Of Baseball and Beebe
By Paul Sommer
It was a quarter of a century ago when I had my first lesson with Beebe in her makeshift garage/office, the very same place where my parents gained their first glimmer of hope in my being able to thrive independently in the mainstream. Back then, especially before such incredible advancements in technology, legislation and public awareness, it was deemed impossible to learn how to hear and speak. But those fortunate people who got to know Beebe quickly learned that the word “impossible” should not exist in the dictionary.
Many of us grew up dreaming of becoming professional baseball players, engineers, doctors, teachers, etc. Although I didn’t make it as a professional baseball player, I played all four years on my college varsity baseball team as the catcher. I was responsible for verbally communicating with my team where the ball should be thrown after it is hit. Had it not been for my verbal skills, which Beebe played a vital role in developing, I would have been riding the bench all four years or not even made the team in the first place.
I fondly recall the last time I saw Beebe, which was at her 80th birthday party attended by many children, parents and teachers and therapists whose lives she had a major impact on.

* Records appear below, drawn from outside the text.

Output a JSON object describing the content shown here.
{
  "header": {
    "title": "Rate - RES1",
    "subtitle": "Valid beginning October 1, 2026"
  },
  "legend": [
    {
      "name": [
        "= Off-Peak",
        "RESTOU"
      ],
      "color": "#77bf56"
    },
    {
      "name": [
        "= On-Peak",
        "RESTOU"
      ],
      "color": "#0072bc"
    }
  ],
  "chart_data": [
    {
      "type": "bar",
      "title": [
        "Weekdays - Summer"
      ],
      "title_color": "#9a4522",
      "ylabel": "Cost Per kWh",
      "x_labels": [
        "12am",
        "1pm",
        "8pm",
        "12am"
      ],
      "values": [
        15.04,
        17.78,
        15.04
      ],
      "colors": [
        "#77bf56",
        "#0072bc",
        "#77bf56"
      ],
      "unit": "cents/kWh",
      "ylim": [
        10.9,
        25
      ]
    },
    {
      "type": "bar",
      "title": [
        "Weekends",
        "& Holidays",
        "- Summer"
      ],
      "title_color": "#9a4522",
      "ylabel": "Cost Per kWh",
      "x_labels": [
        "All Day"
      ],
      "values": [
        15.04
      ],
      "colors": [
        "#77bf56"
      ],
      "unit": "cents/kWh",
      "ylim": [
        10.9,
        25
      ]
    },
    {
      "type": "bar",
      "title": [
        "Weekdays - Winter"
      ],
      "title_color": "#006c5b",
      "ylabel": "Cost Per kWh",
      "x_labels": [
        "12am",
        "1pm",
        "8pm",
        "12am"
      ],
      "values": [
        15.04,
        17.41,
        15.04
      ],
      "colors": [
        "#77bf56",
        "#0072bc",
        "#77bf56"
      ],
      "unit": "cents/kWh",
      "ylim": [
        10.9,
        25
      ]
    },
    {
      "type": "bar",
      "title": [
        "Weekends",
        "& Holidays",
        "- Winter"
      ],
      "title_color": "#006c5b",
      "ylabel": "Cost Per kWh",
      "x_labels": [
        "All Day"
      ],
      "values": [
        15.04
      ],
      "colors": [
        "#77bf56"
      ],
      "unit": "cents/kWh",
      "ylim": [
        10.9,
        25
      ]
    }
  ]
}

I approached Beebe and said “Happy Birthday, Beebe.” Beebe’s response was, “That was good speech. Now are you going to give me a kiss?” I heard her the first time, but being only 12 years old, I was caught off-guard and naturally said, “What?” Beebe responded sternly as always, “You heard me.” Of course, Beebe, I heard you – thanks to you! I quickly regained my composure and gave Beebe a big kiss in appreciation for all she had done for me.